El “Kaiser” se convirtió en jugador de Botafogo. En realidad, es una forma de decir; firmó contrato con el equipo, pero no disputó un sólo partido. Ni siquiera era un fanático frustrado, que buscaba probarle al mundo su error y demostrar en cancha su talento. Él sólo pretendía transcurrir su vida con su contrato firmado y en un ambiente especial, por lo que desarrolló un método.

“Iba a los entrenamientos y a los pocos minutos de ejercicios me tocaba el muslo o la pantorrilla y pedía ir a la enfermería. Durante 20 días estaba lesionado. En esa época no existía la resonancia magnética. Cuando los días pasaban, tenía un dentista amigo que me daba un certificado médico con algún problema físico. Y así pasaban los meses”, afirmó a Globo Esporte tras su retiro.

Nadie siquiera sospechaba de su fraude. Según sus propias palabras, en Botafogo creían que tenían a un crack que no podían aprovechar por su situación física. Pasado el tiempo, para evitar levantar sospechas decidió que era momento de irse, pero no de dejar su nuevo estilo de vida. De manera increíble y sin haber jugado un minuto en Botafogo, pasó a Flamengo, a donde lo llevó nada más y nada menos que el legendario Renato Gaúcho, multicampeón e ídolo del equipo que actualmente es el director técnico. 

Pero allí tampoco jugó. Siempre con el cuento de las lesiones, llegaba a los entrenamientos con un teléfono de los primeros celulares en la mano y simulaba conversaciones en inglés en las que supuestamente lo pretendían de Europa. Finalmente fue al exterior, donde pasó por el Puebla de México, Patriots de Estados Unidos, Ajaccio de Francia y finalizó en Brasil en Bangú, Fluminense, Vasco Da Gama y América de Natal.

En Bangú una situación puntual lo puso entre la espada y la pared. Estaban cansados de sus lesiones y de tanto insistirle tuvo que ceder y aceptar ir al banco de los suplentes. Su equipo perdía 2 a 0 y el DT recibió un llamado directo del presidente del club, que solicitaba el ingreso de Raposo de manera inmediata. 

El entrenador lo mandó a calentar, pero él, astuto, ante la posibilidad de quedar expuesto, comenzó los ejercicios precompetitivos, se acercó a la tribuna visitante y luego de recibir un par de insultos se metió entre la gente a pelearse. El resultado es obvio: fue expulsado antes de que pudiera entrar.
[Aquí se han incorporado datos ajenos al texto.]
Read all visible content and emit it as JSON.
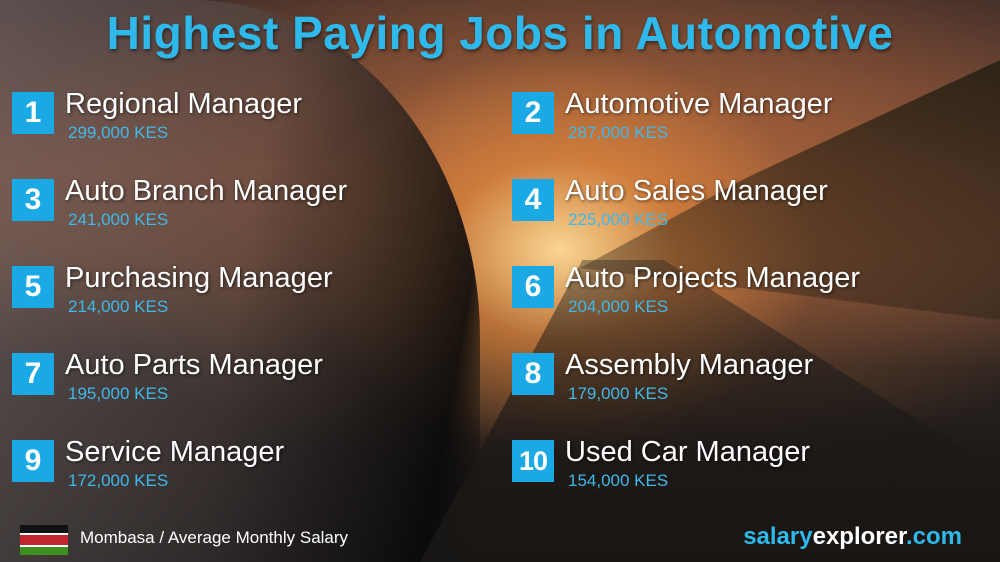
{
  "title": "Highest Paying Jobs in Automotive",
  "jobs": [
    {
      "rank": "1",
      "title": "Regional Manager",
      "salary": "299,000 KES"
    },
    {
      "rank": "2",
      "title": "Automotive Manager",
      "salary": "287,000 KES"
    },
    {
      "rank": "3",
      "title": "Auto Branch Manager",
      "salary": "241,000 KES"
    },
    {
      "rank": "4",
      "title": "Auto Sales Manager",
      "salary": "225,000 KES"
    },
    {
      "rank": "5",
      "title": "Purchasing Manager",
      "salary": "214,000 KES"
    },
    {
      "rank": "6",
      "title": "Auto Projects Manager",
      "salary": "204,000 KES"
    },
    {
      "rank": "7",
      "title": "Auto Parts Manager",
      "salary": "195,000 KES"
    },
    {
      "rank": "8",
      "title": "Assembly Manager",
      "salary": "179,000 KES"
    },
    {
      "rank": "9",
      "title": "Service Manager",
      "salary": "172,000 KES"
    },
    {
      "rank": "10",
      "title": "Used Car Manager",
      "salary": "154,000 KES"
    }
  ],
  "footer": {
    "location": "Mombasa / Average Monthly Salary",
    "brand_a": "salary",
    "brand_b": "explorer",
    "brand_c": ".com",
    "flag_icon": "kenya-flag-icon"
  },
  "colors": {
    "accent": "#1ba9e6",
    "title": "#2fb8ea",
    "salary_text": "#3fb8ea"
  }
}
La leyenda cuenta que en su paso por Fluminense fue muy presionado y tuvo que saltar a la cancha en cinco partidos, hasta poder simular una lesión de mayor gravedad y alejarse definitivamente. Parece un cuento de Roberto Fontanarrosa, pero es la increíble historia de un futbolista con buena presencia, carisma y querido por sus compañeros, que se abusó de la escasez de medios de una época particular para chequear determinadas cuestiones y cumplir su sueño: vivir como un jugador sin serlo ni por un minuto.